The CEP segment, which thrives on free trade zones, customs formalities and standardised processes, is suffering a set-back as a result of this negative development. Indeed, Carlos Grau Tanner, the director general of the GEA, recently referred to more than 60 bilateral free-trade agreements which have come into force since 2008. Nevertheless, a study by the World Economic Forum points out that existing trade barriers are currently redu­cing global trade by an average of 14.5%, regardless of customs duty. The game-changing measure has not arrived yet.


Various trends

This situation is not stopping the CEP sector’s from developing, but is keeping it down. According to the consultancy firm A.T. Kearney, there are four trends in the industry.
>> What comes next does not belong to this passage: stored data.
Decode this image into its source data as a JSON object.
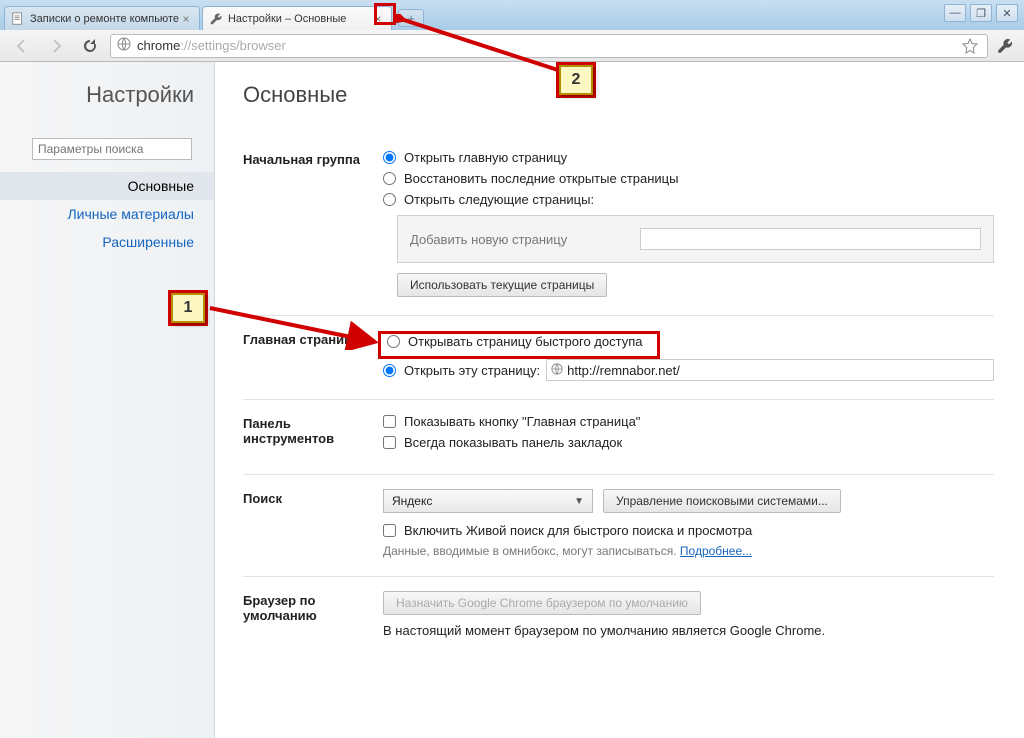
{
  "window": {
    "tabs": [
      {
        "title": "Записки о ремонте компьюте",
        "icon": "page-icon"
      },
      {
        "title": "Настройки – Основные",
        "icon": "wrench-icon"
      }
    ],
    "new_tab_tooltip": "+",
    "controls": {
      "min": "—",
      "max": "❐",
      "close": "✕"
    }
  },
  "toolbar": {
    "url_prefix": "chrome",
    "url_mid": "://settings/",
    "url_suffix": "browser"
  },
  "sidebar": {
    "title": "Настройки",
    "search_placeholder": "Параметры поиска",
    "items": [
      {
        "label": "Основные",
        "active": true
      },
      {
        "label": "Личные материалы",
        "active": false
      },
      {
        "label": "Расширенные",
        "active": false
      }
    ]
  },
  "main": {
    "title": "Основные",
    "startup": {
      "label": "Начальная группа",
      "opt1": "Открыть главную страницу",
      "opt2": "Восстановить последние открытые страницы",
      "opt3": "Открыть следующие страницы:",
      "add_page": "Добавить новую страницу",
      "use_current": "Использовать текущие страницы"
    },
    "home": {
      "label": "Главная страница",
      "opt1": "Открывать страницу быстрого доступа",
      "opt2": "Открыть эту страницу:",
      "url": "http://remnabor.net/"
    },
    "toolbar_panel": {
      "label": "Панель инструментов",
      "chk1": "Показывать кнопку \"Главная страница\"",
      "chk2": "Всегда показывать панель закладок"
    },
    "search": {
      "label": "Поиск",
      "engine": "Яндекс",
      "manage_btn": "Управление поисковыми системами...",
      "instant_chk": "Включить Живой поиск для быстрого поиска и просмотра",
      "note": "Данные, вводимые в омнибокс, могут записываться.",
      "note_link": "Подробнее..."
    },
    "default_browser": {
      "label": "Браузер по умолчанию",
      "btn": "Назначить Google Chrome браузером по умолчанию",
      "status": "В настоящий момент браузером по умолчанию является Google Chrome."
    }
  },
  "annotations": {
    "callout1": "1",
    "callout2": "2"
  }
}
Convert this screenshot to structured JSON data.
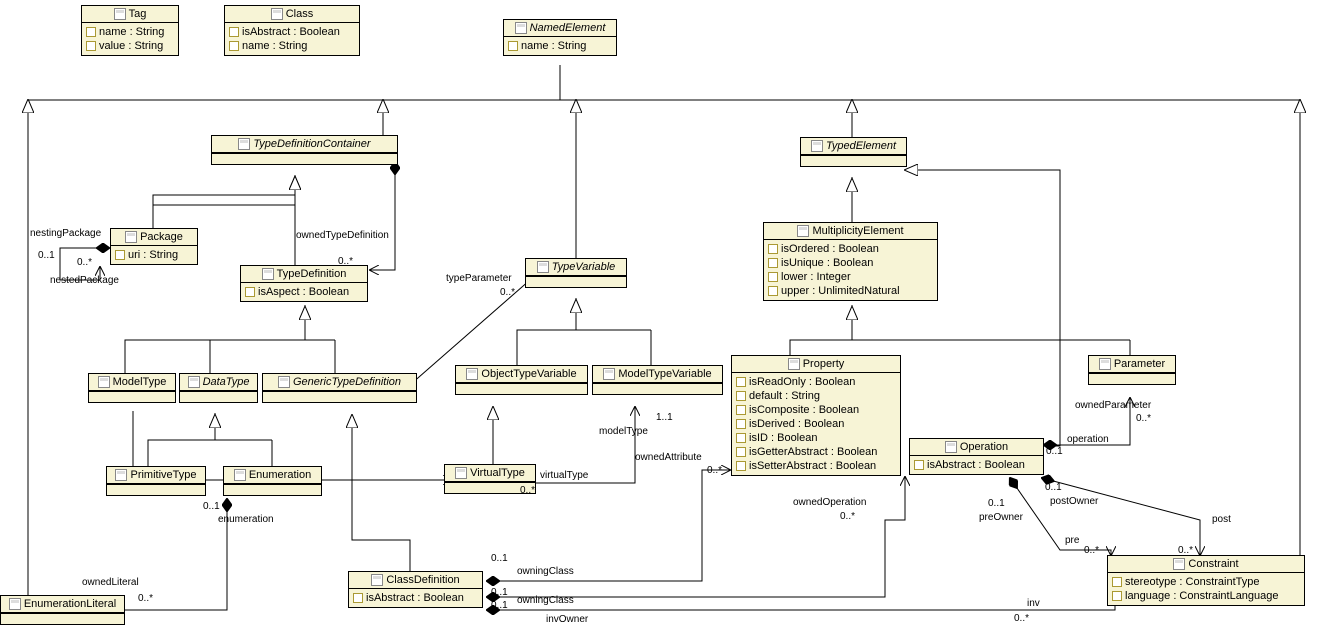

International business is beco­ming ever more important in deve­loped markets; standard e-commerce trade segments are growing considerably faster than new sales channels; the major integrators are extending their market dominance; and the CEP sector is achieving lower margins with ever greater revenues.

 

In simple terms, this means that the major players – that is UPS, FedEx, DHL, TNT and Aramex – will continue to do­minate the major markets, but will only maintain growth thanks to international expansion. The development of new sales channels is becoming increasingly difficult, and although revenue is rising slightly in major e-commerce segments (textiles, electrical and media, for example), the margin per shipment is falling.


For example Germany

Package and express service providers in Germany can continue to be satisfied, according to studies published by Biek, the German parcels and express logistics association. Last year, the sector’s overall revenues increased by 3.4% to EUR 16.1 billion. Almost 2.7 billion parcels were shipped in Germany – 4.1% more than the previous year.

 

Driven by a steady improvement in ­e-commerce, parcel deliveries, in particular, made gains. In 2013, revenues in this sub-segment came to EUR 8.4 billion, which represents a 52% share of the overall CEP market. This dominance is set to continue. According to figures from the German e-commerce and distance selling trade body (Bundesverband E-Commerce und Versandhandel BEVH), revenue for textiles came to EUR 11.6 billion in 2013, which is more than twice as much as for electronic goods.

 

The boom is also creating demand for staff, with 197,000 people directly employed by companies in the parcel and express sector in Germany. Including service providers the segment provides 308,800 jobs. The parcel and express services market is therefore continuing to grow considerably faster than the overall freight transport market; since 2000, it has increased almost twice as much as the overall economy.

 

The fly in the ointment, however, is that alternative, primarily small and medium-­sized logistics service providers, are only slowly gaining market share. In 2013, their proportion of the overall vo­lume came to 13%.